I made this tonight and it was a big hit with the hubs...total man food! It came from the October issue of Sandra Lee Semi-Homemade magazine.
1 (12 oz) package fully cooked chicken sausage
2 1/2 cups uncooked penne pasta
2 tbsp flour
1 1/2 cups whole milk
2 tbsp stone-ground mustard
1 tbsp chopped fresh sage
1/2 tsp salt
1/4 tsp pepper
1 cup shredded Swiss cheese
Preheat oven to 350 degrees. Heat sausage according to package directions; cut into 1/2-inch pieces.
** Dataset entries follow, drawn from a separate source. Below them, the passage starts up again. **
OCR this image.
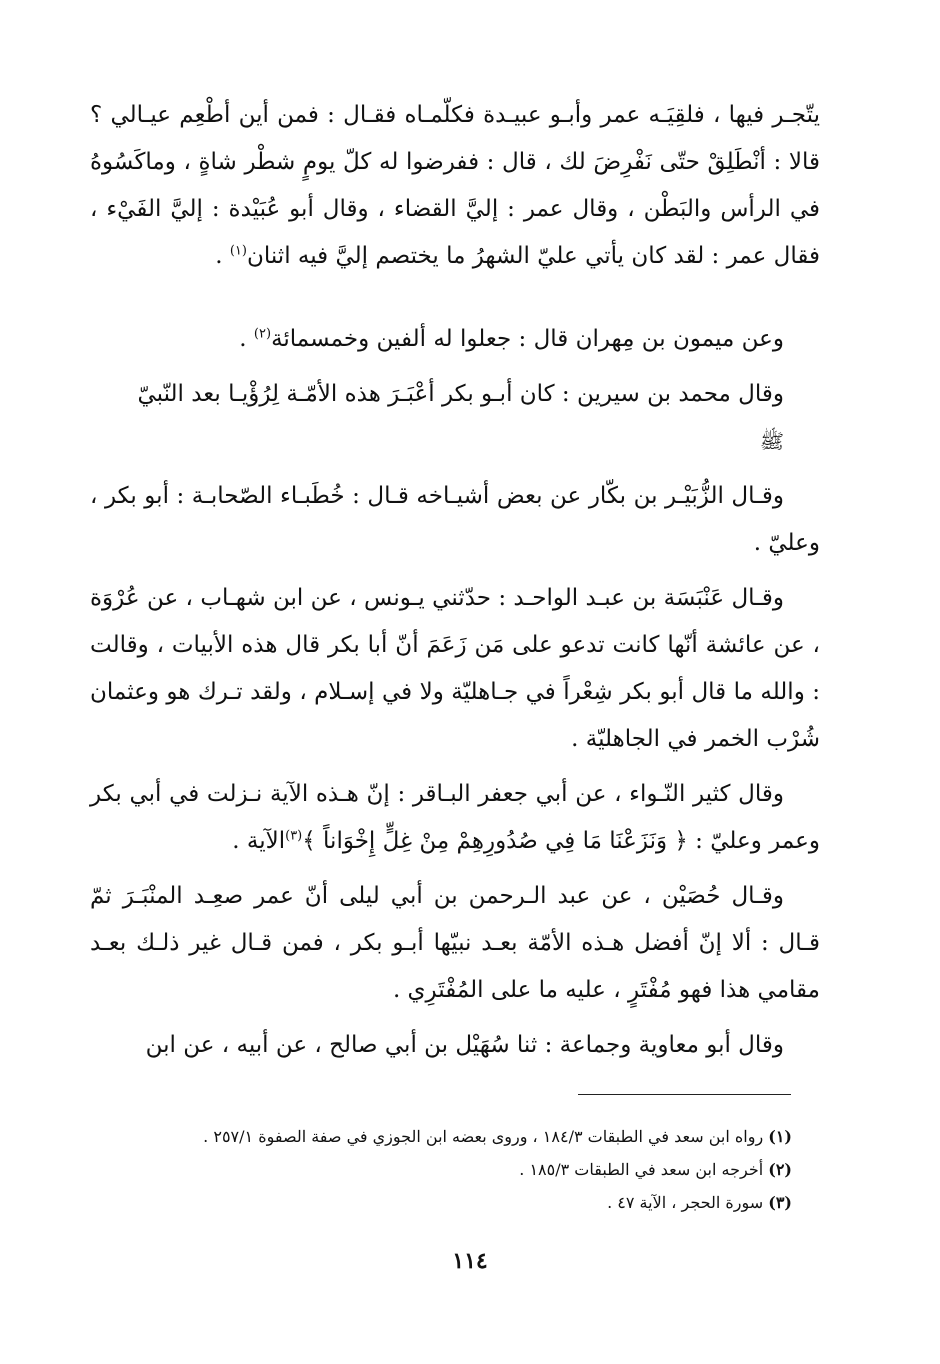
يتّجـر فيها ، فلقِيَـه عمر وأبـو عبيـدة فكلّمـاه فقـال : فمن أين أطْعِم عيـالي ؟ قالا : أنْطَلِقْ حتّى نَفْرِضَ لك ، قال : ففرضوا له كلّ يومٍ شطْر شاةٍ ، وماكَسُوهُ في الرأس والبَطْن ، وقال عمر : إليَّ القضاء ، وقال أبو عُبَيْدة : إليَّ الفَيْء ، فقال عمر : لقد كان يأتي عليّ الشهرُ ما يختصم إليَّ فيه اثنان$^{(١)}$ .

وعن ميمون بن مِهران قال : جعلوا له ألفين وخمسمائة$^{(٢)}$ .

وقال محمد بن سيرين : كان أبـو بكر أعْبَـرَ هذه الأمّـة لِرُؤْيـا بعد النّبيّ
ﷺ

وقـال الزُّبَيْـر بن بكّار عن بعض أشيـاخه قـال : خُطَبـاء الصّحابـة : أبو بكر ، وعليّ .

وقـال عَنْبَسَة بن عبـد الواحـد : حدّثني يـونس ، عن ابن شهـاب ، عن عُرْوَة ، عن عائشة أنّها كانت تدعو على مَن زَعَمَ أنّ أبا بكر قال هذه الأبيات ، وقالت : والله ما قال أبو بكر شِعْراً في جـاهليّة ولا في إسـلام ، ولقد تـرك هو وعثمان شُرْب الخمر في الجاهليّة .

وقال كثير النّـواء ، عن أبي جعفر البـاقر : إنّ هـذه الآية نـزلت في أبي بكر وعمر وعليّ : ﴿ وَنَزَعْنَا مَا فِي صُدُورِهِمْ مِنْ غِلٍّ إِخْوَاناً ﴾$^{(٣)}$الآية .

وقـال حُصَيْن ، عن عبد الـرحمن بن أبي ليلى أنّ عمر صعِـد المنْبَـرَ ثمّ قـال : ألا إنّ أفضل هـذه الأمّة بعـد نبيّها أبـو بكر ، فمن قـال غير ذلـك بعـد مقامي هذا فهو مُفْتَرٍ ، عليه ما على المُفْتَرِي .

وقال أبو معاوية وجماعة : ثنا سُهَيْل بن أبي صالح ، عن أبيه ، عن ابن

(١) رواه ابن سعد في الطبقات ١٨٤/٣ ، وروى بعضه ابن الجوزي في صفة الصفوة ٢٥٧/١ .

(٢) أخرجه ابن سعد في الطبقات ١٨٥/٣ .

(٣) سورة الحجر ، الآية ٤٧ .

١١٤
In a large saucepan, bring water to boil for the pasta. Add pasta; cook for 7 minutes or until almost tender. Drain, reserving 1/2 cup cooking water.
Wipe saucepan clean with a paper towel. Sprinkle flour in saucepan. Gradually whisk in milk and reserved 1/2 cup water. Brink to a boil, whisking constantly, over medium heat. Cook, whisking constantly, for 2 minutes, or until thickened and bubbly. Remove from heat; stir in mustard, sage, salt, and pepper. Add sausage and pasta.
Spoon mixture into a 2-quart baking dish. Cover and bake for 20 minutes. Uncover; sprinkle with cheese. Bake, uncovered, for 5 minutes, or until cheese melts.
I actually used fresh thyme instead of sage because I had it on hand and it was delicious!